The Catholic position is that the use of condoms is an immoral prevention of the transmission of life as Pope is birth control generally. In addition, it is argued that condoms are not 100% effective so there is a false  sense of security that encourages more sexual risk taking. Cardinal Alfonso Trujillo, head of the Pontifical Council for the Family maintains that the use of condoms actually increases AIDS because the virus is 450 times smaller then the sperm cell which increases the risk of it going through the latex.  Furthermore, it is argued, education about abstainence works. However, the preponderance of medical research demonstrates that condoms do, in fact, reduce the risk substantially. The sad reality is that the Cardinal’s claims are scientifically inaccurate and, more importantly, socially irresponsible. As to education about abstinence the American Psychological Association (www.apa.org) has reported:

"Based on over 15 years of research, the evidence shows that comprehensive sexuality education programs for youth that encourage abstinence, promote appropriate condom use, and teach sexual communication skills reduce HIV-risk behavior and also delay the onset of sexual intercourse."

Those who are actually involved with working with people suffering from HIV/AIDS question this proposed solution to the pandemic which ravages Africa. Commonweal Magazine (www.commonwealmagazine.org) published an article by Dr. Marcella Alasan, a physician in the Hiatt Global Health Residency in Boston which was republished in Catholic Online (http://www.catholic.org/international/international_story.php?id=19561&page=3). The article is an excellent discussion about this subject.

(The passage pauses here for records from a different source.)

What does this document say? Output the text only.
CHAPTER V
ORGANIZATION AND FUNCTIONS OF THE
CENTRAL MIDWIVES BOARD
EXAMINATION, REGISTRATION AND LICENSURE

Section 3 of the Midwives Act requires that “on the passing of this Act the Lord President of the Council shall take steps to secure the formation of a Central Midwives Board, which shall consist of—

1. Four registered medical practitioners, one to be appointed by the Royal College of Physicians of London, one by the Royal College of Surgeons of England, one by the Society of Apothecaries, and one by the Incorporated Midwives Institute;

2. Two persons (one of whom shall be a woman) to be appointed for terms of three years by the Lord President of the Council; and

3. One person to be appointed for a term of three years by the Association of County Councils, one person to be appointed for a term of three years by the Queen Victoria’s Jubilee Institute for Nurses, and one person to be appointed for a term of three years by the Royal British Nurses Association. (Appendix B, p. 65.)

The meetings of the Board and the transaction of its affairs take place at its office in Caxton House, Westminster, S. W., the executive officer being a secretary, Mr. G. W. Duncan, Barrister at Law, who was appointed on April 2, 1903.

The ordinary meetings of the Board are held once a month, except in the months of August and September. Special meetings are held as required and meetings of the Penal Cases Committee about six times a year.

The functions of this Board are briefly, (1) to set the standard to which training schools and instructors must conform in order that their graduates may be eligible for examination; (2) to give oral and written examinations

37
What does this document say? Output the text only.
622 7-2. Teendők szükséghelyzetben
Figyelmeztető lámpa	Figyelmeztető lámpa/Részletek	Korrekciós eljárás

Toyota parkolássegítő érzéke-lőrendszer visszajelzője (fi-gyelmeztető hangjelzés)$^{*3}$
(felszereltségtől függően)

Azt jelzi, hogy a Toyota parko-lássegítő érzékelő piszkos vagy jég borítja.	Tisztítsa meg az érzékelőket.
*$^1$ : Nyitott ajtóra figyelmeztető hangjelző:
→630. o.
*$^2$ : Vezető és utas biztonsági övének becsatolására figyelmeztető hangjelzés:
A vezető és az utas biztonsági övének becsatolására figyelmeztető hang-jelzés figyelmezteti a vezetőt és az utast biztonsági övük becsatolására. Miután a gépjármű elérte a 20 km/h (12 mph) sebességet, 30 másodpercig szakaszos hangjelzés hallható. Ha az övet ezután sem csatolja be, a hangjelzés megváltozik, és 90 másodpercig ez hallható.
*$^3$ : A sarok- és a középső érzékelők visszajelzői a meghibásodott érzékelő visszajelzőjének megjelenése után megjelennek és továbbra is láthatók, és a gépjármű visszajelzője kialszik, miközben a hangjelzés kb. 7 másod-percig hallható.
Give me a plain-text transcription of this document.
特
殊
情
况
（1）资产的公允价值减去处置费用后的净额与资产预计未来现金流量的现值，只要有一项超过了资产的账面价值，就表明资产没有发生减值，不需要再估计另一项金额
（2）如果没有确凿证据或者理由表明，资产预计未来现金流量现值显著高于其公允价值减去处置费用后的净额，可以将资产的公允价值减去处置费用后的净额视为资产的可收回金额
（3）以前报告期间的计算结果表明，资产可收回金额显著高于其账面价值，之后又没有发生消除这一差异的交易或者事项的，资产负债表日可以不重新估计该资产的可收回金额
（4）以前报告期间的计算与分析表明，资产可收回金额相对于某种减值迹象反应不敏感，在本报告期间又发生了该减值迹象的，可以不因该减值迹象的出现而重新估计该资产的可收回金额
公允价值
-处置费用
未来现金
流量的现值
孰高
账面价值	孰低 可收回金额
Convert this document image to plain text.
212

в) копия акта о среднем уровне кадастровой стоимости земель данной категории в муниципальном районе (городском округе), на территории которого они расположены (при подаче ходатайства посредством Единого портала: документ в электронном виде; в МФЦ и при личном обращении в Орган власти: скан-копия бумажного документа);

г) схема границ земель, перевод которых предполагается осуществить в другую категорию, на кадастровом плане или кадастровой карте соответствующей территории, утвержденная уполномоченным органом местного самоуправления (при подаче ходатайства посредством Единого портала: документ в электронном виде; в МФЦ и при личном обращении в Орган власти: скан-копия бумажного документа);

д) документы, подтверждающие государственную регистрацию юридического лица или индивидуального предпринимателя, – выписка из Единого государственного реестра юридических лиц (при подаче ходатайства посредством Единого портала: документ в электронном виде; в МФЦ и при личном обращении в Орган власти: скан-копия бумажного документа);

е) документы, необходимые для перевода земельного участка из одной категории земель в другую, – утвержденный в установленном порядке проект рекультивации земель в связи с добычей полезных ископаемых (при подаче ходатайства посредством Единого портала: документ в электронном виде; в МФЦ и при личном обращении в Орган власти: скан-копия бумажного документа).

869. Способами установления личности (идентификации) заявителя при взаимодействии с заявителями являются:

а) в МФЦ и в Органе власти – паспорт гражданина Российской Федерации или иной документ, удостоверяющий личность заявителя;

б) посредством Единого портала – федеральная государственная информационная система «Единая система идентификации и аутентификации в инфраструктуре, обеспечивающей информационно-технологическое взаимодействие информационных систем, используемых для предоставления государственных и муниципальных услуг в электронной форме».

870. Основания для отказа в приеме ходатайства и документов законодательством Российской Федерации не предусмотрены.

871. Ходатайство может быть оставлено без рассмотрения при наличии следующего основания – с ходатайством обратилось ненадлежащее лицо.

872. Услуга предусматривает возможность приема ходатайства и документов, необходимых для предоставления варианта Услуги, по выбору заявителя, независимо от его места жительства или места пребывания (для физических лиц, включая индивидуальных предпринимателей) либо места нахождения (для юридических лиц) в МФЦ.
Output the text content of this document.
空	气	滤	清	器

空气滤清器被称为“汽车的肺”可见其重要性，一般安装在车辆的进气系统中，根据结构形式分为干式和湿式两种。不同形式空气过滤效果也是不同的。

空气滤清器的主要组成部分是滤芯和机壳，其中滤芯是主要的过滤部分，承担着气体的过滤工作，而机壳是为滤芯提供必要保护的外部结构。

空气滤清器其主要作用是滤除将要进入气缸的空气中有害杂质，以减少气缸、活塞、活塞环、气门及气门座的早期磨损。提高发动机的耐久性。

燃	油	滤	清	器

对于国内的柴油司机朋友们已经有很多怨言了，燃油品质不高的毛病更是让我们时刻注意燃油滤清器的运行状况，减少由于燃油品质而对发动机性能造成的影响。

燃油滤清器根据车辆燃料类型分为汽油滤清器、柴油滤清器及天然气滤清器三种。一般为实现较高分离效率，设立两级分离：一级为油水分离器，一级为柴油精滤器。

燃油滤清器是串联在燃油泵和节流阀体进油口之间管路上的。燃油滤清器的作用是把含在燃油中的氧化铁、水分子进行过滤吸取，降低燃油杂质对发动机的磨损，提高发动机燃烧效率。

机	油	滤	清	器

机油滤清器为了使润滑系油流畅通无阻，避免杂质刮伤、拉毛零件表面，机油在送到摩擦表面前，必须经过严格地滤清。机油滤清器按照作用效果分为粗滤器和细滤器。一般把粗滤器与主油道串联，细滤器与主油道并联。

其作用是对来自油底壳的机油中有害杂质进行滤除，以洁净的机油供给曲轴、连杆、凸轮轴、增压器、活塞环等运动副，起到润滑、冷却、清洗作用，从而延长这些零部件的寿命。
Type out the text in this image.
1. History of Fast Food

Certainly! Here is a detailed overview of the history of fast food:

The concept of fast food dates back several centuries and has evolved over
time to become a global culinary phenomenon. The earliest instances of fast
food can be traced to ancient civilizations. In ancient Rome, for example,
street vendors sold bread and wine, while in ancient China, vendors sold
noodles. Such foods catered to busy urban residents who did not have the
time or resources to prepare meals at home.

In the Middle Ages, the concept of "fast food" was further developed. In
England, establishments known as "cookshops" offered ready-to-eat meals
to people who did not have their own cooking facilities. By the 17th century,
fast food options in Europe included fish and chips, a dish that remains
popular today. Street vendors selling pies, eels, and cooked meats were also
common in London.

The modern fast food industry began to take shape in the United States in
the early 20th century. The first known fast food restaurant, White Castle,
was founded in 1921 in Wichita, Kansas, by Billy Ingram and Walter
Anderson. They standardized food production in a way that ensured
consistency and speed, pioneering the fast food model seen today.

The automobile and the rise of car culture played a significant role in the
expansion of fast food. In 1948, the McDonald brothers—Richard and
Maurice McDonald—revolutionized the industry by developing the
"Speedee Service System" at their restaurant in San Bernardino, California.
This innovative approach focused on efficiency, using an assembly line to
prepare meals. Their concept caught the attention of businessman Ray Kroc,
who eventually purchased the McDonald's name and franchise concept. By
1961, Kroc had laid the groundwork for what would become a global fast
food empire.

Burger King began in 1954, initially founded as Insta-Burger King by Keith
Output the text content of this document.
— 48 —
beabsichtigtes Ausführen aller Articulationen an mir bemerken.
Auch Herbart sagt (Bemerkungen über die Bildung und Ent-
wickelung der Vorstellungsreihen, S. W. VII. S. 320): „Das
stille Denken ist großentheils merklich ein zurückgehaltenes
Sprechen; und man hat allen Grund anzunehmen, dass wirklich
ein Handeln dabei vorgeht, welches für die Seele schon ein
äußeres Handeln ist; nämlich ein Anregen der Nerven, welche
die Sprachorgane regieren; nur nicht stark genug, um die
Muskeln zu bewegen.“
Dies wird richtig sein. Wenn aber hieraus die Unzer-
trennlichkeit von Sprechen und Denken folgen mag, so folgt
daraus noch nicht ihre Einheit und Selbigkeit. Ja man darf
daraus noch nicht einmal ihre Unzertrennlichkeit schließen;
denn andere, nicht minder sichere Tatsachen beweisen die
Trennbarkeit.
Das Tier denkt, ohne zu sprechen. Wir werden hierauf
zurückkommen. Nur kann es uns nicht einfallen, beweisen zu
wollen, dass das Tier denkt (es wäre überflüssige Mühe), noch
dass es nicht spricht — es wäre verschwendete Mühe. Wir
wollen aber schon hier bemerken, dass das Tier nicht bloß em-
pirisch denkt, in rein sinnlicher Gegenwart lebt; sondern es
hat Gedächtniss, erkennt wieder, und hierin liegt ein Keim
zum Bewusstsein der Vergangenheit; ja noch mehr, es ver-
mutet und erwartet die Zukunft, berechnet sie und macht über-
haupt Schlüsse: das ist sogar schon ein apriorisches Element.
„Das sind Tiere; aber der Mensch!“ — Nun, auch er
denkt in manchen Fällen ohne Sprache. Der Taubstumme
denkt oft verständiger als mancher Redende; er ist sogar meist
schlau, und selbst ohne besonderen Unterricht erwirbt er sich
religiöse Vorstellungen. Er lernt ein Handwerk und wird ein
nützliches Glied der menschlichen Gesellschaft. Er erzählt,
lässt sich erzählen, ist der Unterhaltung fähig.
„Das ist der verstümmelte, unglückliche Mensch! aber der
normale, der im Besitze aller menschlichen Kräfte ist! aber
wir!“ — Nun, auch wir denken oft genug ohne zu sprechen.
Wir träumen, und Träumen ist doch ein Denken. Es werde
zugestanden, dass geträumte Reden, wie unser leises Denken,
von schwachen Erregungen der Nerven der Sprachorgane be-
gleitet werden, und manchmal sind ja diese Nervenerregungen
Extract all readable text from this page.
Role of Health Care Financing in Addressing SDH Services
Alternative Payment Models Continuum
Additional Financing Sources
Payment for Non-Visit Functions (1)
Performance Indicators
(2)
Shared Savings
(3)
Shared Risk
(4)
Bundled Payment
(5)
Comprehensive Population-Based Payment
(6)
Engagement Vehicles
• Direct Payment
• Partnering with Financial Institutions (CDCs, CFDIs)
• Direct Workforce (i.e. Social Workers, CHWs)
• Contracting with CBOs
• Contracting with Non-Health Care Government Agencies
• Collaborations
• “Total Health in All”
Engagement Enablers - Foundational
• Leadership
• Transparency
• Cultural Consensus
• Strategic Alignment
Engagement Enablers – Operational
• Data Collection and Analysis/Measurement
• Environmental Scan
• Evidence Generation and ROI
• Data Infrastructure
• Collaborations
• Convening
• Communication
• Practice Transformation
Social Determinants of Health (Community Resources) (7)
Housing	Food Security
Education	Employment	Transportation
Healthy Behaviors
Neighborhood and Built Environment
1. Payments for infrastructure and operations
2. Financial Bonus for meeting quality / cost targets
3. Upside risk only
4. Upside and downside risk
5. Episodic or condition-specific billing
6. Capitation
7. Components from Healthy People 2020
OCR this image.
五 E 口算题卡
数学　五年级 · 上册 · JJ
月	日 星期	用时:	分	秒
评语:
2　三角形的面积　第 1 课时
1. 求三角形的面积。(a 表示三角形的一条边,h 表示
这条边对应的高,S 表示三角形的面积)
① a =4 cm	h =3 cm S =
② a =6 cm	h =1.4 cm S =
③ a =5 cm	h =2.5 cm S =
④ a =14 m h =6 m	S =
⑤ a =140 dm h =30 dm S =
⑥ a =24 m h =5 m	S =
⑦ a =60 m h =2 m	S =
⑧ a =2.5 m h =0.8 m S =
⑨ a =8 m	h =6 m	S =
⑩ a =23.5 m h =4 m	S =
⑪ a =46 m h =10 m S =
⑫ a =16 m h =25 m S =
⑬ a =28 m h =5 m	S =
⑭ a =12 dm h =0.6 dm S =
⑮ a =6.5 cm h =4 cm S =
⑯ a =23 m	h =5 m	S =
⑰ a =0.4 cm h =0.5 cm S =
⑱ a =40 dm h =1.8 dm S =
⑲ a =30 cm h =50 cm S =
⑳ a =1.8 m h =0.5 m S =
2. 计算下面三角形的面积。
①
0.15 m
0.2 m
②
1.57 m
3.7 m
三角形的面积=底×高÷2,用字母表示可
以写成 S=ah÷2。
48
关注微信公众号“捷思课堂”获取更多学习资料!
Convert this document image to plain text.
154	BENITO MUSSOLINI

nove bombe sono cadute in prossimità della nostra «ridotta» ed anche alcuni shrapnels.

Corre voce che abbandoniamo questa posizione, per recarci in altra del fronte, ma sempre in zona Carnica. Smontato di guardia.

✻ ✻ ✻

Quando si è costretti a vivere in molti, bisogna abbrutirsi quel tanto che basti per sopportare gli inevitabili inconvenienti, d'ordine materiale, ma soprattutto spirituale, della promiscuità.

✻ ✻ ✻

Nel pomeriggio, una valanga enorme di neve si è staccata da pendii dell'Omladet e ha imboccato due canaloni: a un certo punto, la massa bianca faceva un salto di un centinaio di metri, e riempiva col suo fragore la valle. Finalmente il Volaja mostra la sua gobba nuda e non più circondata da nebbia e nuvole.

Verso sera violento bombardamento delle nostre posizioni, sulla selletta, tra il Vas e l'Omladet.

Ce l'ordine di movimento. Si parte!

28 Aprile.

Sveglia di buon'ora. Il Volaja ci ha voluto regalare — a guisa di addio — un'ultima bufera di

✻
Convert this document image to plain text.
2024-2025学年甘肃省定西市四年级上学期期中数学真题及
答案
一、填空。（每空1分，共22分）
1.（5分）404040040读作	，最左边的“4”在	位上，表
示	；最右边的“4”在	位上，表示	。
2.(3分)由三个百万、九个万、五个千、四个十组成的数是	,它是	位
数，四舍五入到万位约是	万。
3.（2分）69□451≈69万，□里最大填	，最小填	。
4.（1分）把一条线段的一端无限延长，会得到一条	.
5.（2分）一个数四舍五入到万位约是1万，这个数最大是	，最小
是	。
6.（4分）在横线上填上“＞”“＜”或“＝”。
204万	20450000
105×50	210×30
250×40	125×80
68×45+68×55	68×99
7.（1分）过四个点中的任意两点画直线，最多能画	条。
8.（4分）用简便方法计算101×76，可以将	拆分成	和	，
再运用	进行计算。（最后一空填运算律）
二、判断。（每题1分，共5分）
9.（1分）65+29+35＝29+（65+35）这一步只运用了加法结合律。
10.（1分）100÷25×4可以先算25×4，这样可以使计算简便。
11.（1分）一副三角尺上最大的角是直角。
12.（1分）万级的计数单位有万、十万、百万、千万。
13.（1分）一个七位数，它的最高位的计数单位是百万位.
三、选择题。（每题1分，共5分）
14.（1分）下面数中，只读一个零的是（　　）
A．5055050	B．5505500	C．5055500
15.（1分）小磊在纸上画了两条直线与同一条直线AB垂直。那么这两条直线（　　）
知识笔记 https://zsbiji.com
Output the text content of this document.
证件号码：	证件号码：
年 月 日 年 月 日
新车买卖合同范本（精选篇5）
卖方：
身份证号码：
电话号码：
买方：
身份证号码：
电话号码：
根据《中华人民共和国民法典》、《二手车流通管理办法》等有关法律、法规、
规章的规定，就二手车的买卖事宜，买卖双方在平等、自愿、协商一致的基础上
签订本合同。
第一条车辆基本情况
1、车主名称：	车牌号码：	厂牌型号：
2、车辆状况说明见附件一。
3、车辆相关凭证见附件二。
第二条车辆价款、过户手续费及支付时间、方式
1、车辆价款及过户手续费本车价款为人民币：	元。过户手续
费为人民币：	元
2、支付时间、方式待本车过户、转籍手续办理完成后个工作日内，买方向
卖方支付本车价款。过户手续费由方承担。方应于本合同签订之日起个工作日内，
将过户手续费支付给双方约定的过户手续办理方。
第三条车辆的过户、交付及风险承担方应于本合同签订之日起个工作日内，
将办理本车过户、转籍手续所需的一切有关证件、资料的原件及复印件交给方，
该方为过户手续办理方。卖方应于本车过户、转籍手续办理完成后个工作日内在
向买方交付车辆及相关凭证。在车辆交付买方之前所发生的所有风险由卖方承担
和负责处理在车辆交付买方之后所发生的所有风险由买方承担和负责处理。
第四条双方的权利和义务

What the article points out is that abstaining from sex is not a choice that many women living in developing countries have available to them. Preaching fidelity and abstinence to women in African developing countries simply demonstrates a total misunderstanding of the reality. Abstinence assumes Aids women have choices in these countries, but women are sometimes given in marriage at birth or sold in exchange for cattle. According to the UNICEF teenage brides in some African countries contract the disease from their husbands who tend be older and were infected before marrying. More then two thirds of the new HIV infections between people aged 15 to 25 occur among women. Obviously abstinence won’t protect these women. As Dr. Alasan points out: "How can the Vatican continue to prohibit the use of a life-saving intervention amid a pandemic of unprecedented proportions?"

In fact, many of the Catholic clergy and laity involved in actually helping people with AIDS endorse the use of condoms. They argue that preservation of life is paramount. The article says that Father Valeriano Paitoni working in Brazil argues that the AIDS is a world wide epidemic that must be confronted with scientific methods. He says that to reject condom use is to oppose the fight for life. Bishop Kevin Dowling of South Africa has implored the Vatican to view condom use as preventing death rather then the Vatican view of precluding new life. South Africa has 5.3 million people infected with HIV.

I like the way Arianna Huffington writes and thinks. I buy her books and read her blog the Huffington Report. She commented on this this week:http://www.metro.us/us/article/2009/03/18/00/3101-72/index.xml She said:

 

"No matter how overwhelming the evidence, there are always a few true believers who just won't admit they're wrong. To have Pope Benedict leading the flat-earth anti-condom chorus while flying to a place where 22 million people are infected with HIV boggles the mind."

The ban of birth control in 1968 by Pope Paul VI provoked a historical uproar which included Catholic theologians. Largely ignored by world wide Catholics the ban itself is of questionable moral validity in the eyes of many. It seems incomprehensible to me that a method of reducing the risk of a disease as horrible as AIDS should be deemed immoral in weighing birth control morality against the ravages of a disease like AIDS.